Richmond’s natural gas quandary

Illustration of a sad face with gas stove burners as the eyes.

Illustration: Allie Carl/Axios

A push to wind down the city’s natural gas business is facing its first real test.

Why it matters: The mayor and city council signed onto a pledge to go carbon neutral by 2050 at the beginning of the year, but the city continues to actively expand its natural gas utility, Richmond Gas Works.

What’s happening: City Councilwoman Katherine Jordan, backed by local environmentalists, is pushing to include $200,000 in the city budget to study how the city might “phase out reliance on gas” in favor of renewable resources.

  • The move would follow in the footsteps of Charlottesville, which recently hired a consultant to study how it might phase out its own municipal gas utility, per VPM’s Patrick Larson.

Flashback: The city council has been talking about jettisoning Richmond Gas Works since 2021, when a separate climate resolution observed “the continued operation of the City’s gas utility is an obstacle to the City’s goal of Net-Zero emissions.”

  • The move prompted Republicans in the General Assembly to propose legislation that would have banned the city from shuttering the utility, but it was blocked by Democrats, per the Virginia Mercury.

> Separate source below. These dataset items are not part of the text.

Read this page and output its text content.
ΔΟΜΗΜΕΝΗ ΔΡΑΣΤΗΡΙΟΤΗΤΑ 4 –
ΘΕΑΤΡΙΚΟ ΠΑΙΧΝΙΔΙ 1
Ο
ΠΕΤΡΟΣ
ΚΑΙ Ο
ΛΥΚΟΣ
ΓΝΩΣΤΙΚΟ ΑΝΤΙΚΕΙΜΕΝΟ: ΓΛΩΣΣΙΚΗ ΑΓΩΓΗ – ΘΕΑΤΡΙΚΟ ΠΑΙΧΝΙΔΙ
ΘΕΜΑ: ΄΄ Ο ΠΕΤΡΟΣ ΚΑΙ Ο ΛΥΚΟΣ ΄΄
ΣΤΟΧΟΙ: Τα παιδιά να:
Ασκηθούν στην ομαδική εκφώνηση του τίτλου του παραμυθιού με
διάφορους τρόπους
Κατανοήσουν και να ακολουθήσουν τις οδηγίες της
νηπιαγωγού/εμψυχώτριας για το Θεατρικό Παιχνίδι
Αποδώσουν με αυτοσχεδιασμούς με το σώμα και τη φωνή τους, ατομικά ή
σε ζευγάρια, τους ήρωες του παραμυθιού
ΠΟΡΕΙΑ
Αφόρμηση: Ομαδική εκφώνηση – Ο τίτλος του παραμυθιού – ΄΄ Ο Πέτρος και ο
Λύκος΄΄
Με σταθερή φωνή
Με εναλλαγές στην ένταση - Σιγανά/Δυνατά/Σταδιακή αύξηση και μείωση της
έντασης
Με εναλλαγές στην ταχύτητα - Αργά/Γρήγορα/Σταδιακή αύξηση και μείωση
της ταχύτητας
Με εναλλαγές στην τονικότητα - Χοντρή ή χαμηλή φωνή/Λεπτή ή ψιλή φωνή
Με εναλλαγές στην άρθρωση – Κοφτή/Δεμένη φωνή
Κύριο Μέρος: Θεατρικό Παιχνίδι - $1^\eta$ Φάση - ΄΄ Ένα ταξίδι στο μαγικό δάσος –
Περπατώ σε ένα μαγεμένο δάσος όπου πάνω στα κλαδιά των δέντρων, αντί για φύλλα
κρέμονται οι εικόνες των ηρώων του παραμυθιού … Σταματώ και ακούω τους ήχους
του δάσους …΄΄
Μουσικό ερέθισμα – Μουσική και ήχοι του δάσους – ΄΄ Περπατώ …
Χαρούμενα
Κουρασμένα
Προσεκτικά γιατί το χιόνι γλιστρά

The intrigue: The city’s Department of Public Utilities, which operates Richmond Gas Works, so far does not appear to be taking the proposition very seriously.

  • It is actively expanding into the surrounding counties and has plans to spend millions to upgrade existing infrastructure.

During a council meeting last month, Jordan pressed representatives of DPU about whether it would be cheaper to pay for customers to electrify appliances instead of replacing old service lines.

  • Billy Vaughan, the utility’s director for finance, said the department hadn’t considered that as an option.
  • That’s despite the fact that the pledge the city formally adopted in February explicitly calls for the city to “divert investment in gas utility upgrades to all-electric conversions.”